Guennadi Rojdestvenski était-il le plus grand chef d'orchestre de l'histoire du ballet ? Ses enregistrements de Roméo et Juliette de Prokofiev et du Lac des cygnes de Tchaïkovski pour le fameux label soviétique Melodiya semblent le confirmer : même si les choses ont évolué depuis en matière de qualité sonore, le tempo et les proportions de chaque numéro de danse paraissent encore parfaits aujourd'hui et quand, sur ce programme, la caméra se tourne vers le chef en plein milieu de la Danse arabe du deuxième acte du Casse-Noisette de Tchaïkovski, on pourrait dire que si les jambes et le reste du corps du chef avaient été doués de l'éloquence expressive qui émane de la chorégraphie recherchée de ses mains, il aurait pu lui aussi être un immense danseur.
Les deux séquences présentées ici, extraites de l'édition 1981 des Proms, illustrent l'un des plus grands moments des trois ans qu'il passa à la tête de l'Orchestre symphonique de la BBC. En se remémorant l'audace de ses programmations, on se prend à regretter que tout n'ait pas été filmé pour la BBC. Quoi qu'il en soit, le présent couplage est une réussite. Tchaïkovski était bien conscient de la dette qu'à l'instar de tout compositeur russe il avait envers Glinka, le père fondateur officiel d'une musique nationale : « Je suis un descendant de Glinka », déclara-t-il fièrement en 1881. Emmené voir, alors qu'il avait neuf ans, La Vie pour le tsar, le premier opéra de Glinka qui raconte le sacrifice d'un paysan plein d'abnégation pour protéger Mikhaïl I d'une invasion polonaise, Tchaïkovski affirma plus tard qu'il aimait cet opéra au-dessus de tout autre, le Don Giovanni de Mozart excepté. Pourtant, en tant que compositeur, il était sans doute plus redevable envers l'opéra suivant de Glinka, Ruslan et Ludmilla, opéra féérique composé en 1842 et inspiré d'un poème héroï-comique de Pouchkine faisant intevenir entre autres des chevaliers rivaux, une belle endormie qui se fait enlever, un méchant nain, une tête géante, un anneau et une épée. L'exotique Marche de Tchernomor, avec son trio mené par un glockenspiel, influença deux miniatures de Tchaïkovski, dont une page de Casse-Noisette, tandis que le moment plein de tension du milieu de l'ouverture où des bois lointains et des accords de cordes s'entrecroisent autour d'une note tenue de cor trouve un écho pour lui rendre hommage dans l'ouverture de Roméo et Juliette.

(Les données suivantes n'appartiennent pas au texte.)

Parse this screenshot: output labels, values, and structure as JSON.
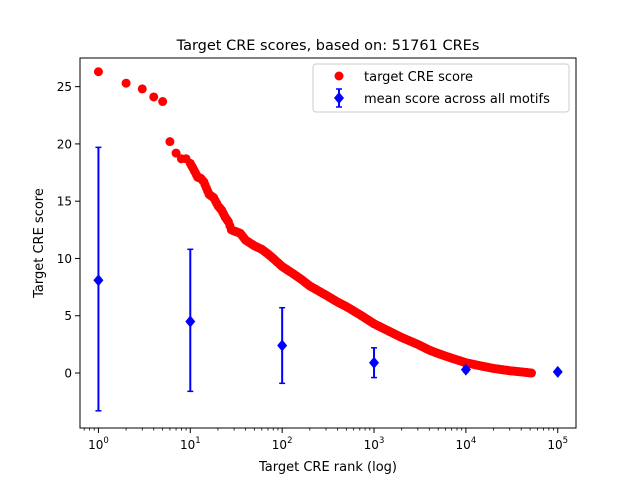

La deuxième partie de ce programme, enregistrée en juillet 1981, présente le deuxième acte de Casse-Noisette dans son intégralité. Loin de Rojdestvenski l'idée de chambouler la séquence des numéros comme a pu le faire son éminent confrère Yuri Temirkanov : en sa qualité de chef d'orchestre du ballet du Bolchoï à partir du début des années 1950 – il y dirigea Casse-Noisette pour la première fois à l'âge de vingt ans –, Rojdestvenski ne savait que trop bien les dégâts que pouvaient causer les caprices d'un chorégraphe (on en trouve le pire exemple dans l'adaptation cinématographique de Lavrovski du Roméo et Juliette de Prokofiev avec la grande Galina Oulanova, dont Rojdestvenski dirigea la bande sonore ; il eut l'occasion de se racheter un peu plus tard au cours des années 1950 avec son enregistrement intégral).